Currently, inflation has shown a decline, reaching 35.2 percent after peaking at 54.2 percent in December of the previous year.
The new measure, effective as of November 30, 2023, involves the consolidation of the currency holding for the Cash Reserve Ratio requirement on both foreign currency-denominated deposits and domestic currency deposits for banks.
Furthermore, a new unified Cash Reserve Ratio has been introduced for total deposits (both cedi and foreign currency), with the requirement that it be held in cedis.
“This measure is to reinforce the bank’s liquidity management operations to address excess structural liquidity conditions in the market and provide additional impetus to the disinflation process,” Dr Addison, the Governor of the BoG, disclosed this during a news conference at the 115th regular meeting of the MPC in Accra.

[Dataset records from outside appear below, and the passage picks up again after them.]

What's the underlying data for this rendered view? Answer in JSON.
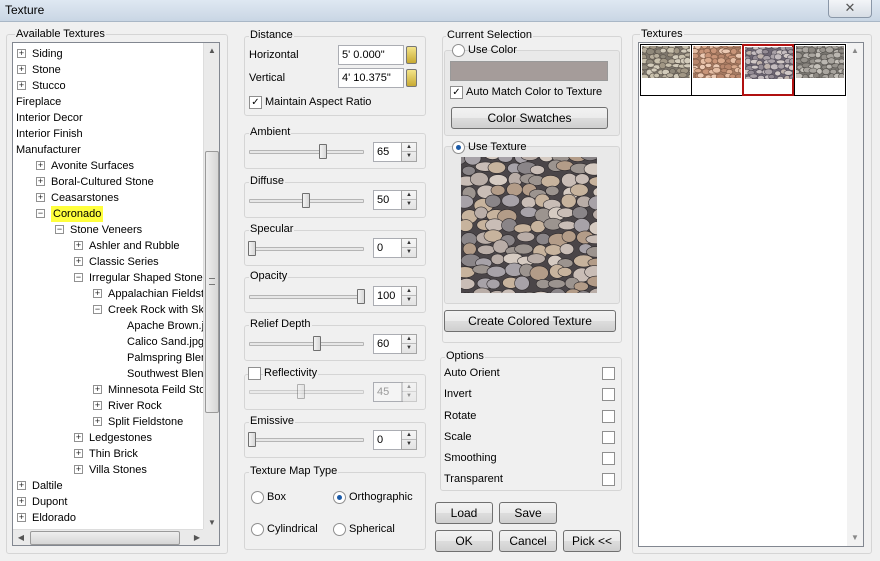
{
  "window": {
    "title": "Texture",
    "close_glyph": "✕"
  },
  "available": {
    "label": "Available Textures",
    "items": [
      {
        "label": "Siding",
        "indent": 0,
        "exp": "+"
      },
      {
        "label": "Stone",
        "indent": 0,
        "exp": "+"
      },
      {
        "label": "Stucco",
        "indent": 0,
        "exp": "+"
      },
      {
        "label": "Fireplace",
        "indent": 0,
        "exp": ""
      },
      {
        "label": "Interior Decor",
        "indent": 0,
        "exp": ""
      },
      {
        "label": "Interior Finish",
        "indent": 0,
        "exp": ""
      },
      {
        "label": "Manufacturer",
        "indent": 0,
        "exp": ""
      },
      {
        "label": "Avonite Surfaces",
        "indent": 1,
        "exp": "+"
      },
      {
        "label": "Boral-Cultured Stone",
        "indent": 1,
        "exp": "+"
      },
      {
        "label": "Ceasarstones",
        "indent": 1,
        "exp": "+"
      },
      {
        "label": "Coronado",
        "indent": 1,
        "exp": "-",
        "selected": true
      },
      {
        "label": "Stone Veneers",
        "indent": 2,
        "exp": "-"
      },
      {
        "label": "Ashler and Rubble",
        "indent": 3,
        "exp": "+"
      },
      {
        "label": "Classic Series",
        "indent": 3,
        "exp": "+"
      },
      {
        "label": "Irregular Shaped Stones",
        "indent": 3,
        "exp": "-"
      },
      {
        "label": "Appalachian Fieldstone",
        "indent": 4,
        "exp": "+"
      },
      {
        "label": "Creek Rock with Skippe",
        "indent": 4,
        "exp": "-"
      },
      {
        "label": "Apache Brown.jpg",
        "indent": 5,
        "exp": ""
      },
      {
        "label": "Calico Sand.jpg",
        "indent": 5,
        "exp": ""
      },
      {
        "label": "Palmspring Blend.jpg",
        "indent": 5,
        "exp": ""
      },
      {
        "label": "Southwest Blend.jpg",
        "indent": 5,
        "exp": ""
      },
      {
        "label": "Minnesota Feild Stone",
        "indent": 4,
        "exp": "+"
      },
      {
        "label": "River Rock",
        "indent": 4,
        "exp": "+"
      },
      {
        "label": "Split Fieldstone",
        "indent": 4,
        "exp": "+"
      },
      {
        "label": "Ledgestones",
        "indent": 3,
        "exp": "+"
      },
      {
        "label": "Thin Brick",
        "indent": 3,
        "exp": "+"
      },
      {
        "label": "Villa Stones",
        "indent": 3,
        "exp": "+"
      },
      {
        "label": "Daltile",
        "indent": 0,
        "exp": "+"
      },
      {
        "label": "Dupont",
        "indent": 0,
        "exp": "+"
      },
      {
        "label": "Eldorado",
        "indent": 0,
        "exp": "+"
      }
    ]
  },
  "distance": {
    "label": "Distance",
    "horizontal_label": "Horizontal",
    "horizontal_value": "5' 0.000\"",
    "vertical_label": "Vertical",
    "vertical_value": "4' 10.375\"",
    "maintain_label": "Maintain Aspect Ratio",
    "maintain_checked": "✓"
  },
  "ambient": {
    "label": "Ambient",
    "value": "65"
  },
  "diffuse": {
    "label": "Diffuse",
    "value": "50"
  },
  "specular": {
    "label": "Specular",
    "value": "0"
  },
  "opacity": {
    "label": "Opacity",
    "value": "100"
  },
  "relief": {
    "label": "Relief Depth",
    "value": "60"
  },
  "reflectivity": {
    "label": "Reflectivity",
    "value": "45"
  },
  "emissive": {
    "label": "Emissive",
    "value": "0"
  },
  "maptype": {
    "label": "Texture Map Type",
    "box": "Box",
    "orthographic": "Orthographic",
    "cylindrical": "Cylindrical",
    "spherical": "Spherical"
  },
  "selection": {
    "label": "Current Selection",
    "use_color": "Use Color",
    "swatch_color": "#a59c9a",
    "auto_match": "Auto Match Color to Texture",
    "auto_match_checked": "✓",
    "color_swatches": "Color Swatches",
    "use_texture": "Use Texture",
    "create_colored": "Create Colored Texture"
  },
  "options": {
    "label": "Options",
    "items": [
      "Auto Orient",
      "Invert",
      "Rotate",
      "Scale",
      "Smoothing",
      "Transparent"
    ]
  },
  "buttons": {
    "load": "Load",
    "save": "Save",
    "ok": "OK",
    "cancel": "Cancel",
    "pick": "Pick <<"
  },
  "textures": {
    "label": "Textures"
  }
}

He clarified that the Cash Reserve Ratio requirement for foreign currency-denominated deposits and domestic currency deposits of banks was being adjusted to 15 percent.
Dr. Addison assured that the Committee would persist in observing changes within the banking sector and utilizing additional policy instruments when necessary to uphold stability.
The Governor articulated that this new directive would contribute to further reducing inflation and withdrawing surplus liquidity from the market.
Dr. Addison revealed that each of the 23 universal banks had presented recapitalization plans to the BoG. He stated that both the Banking Supervision Department and the MPC had scrutinized these plans and found them to be credible.
“We are quite hopeful that within the next two years most of the banks would have capitalised and be able to meet the capital adequacy threshold without reliefs,” adding, “Right now they are meeting those capital threshold with regulatory reliefs.”
Dr. Addison clarified that the expenditure of GH¢25 billion for the banking sector cleanup did not exclusively benefit banks; rather, some of the funds were allocated to the Savings and Loans as well as the Microfinance sectors.
He noted that certain Savings and Loans and Microfinance institutions lacked tangible assets for the government to sell, hindering the reimbursement of individuals with locked-up funds in those entities.
Regarding the Bank of Ghana’s E-Cedi initiative aimed at promoting a cash-lite economy, Dr. Addison mentioned that the program would not be implemented in the upcoming year.
He explained that the initiative would be rolled out once the ongoing macroeconomic changes were addressed to ensure the program’s objectives were not compromised.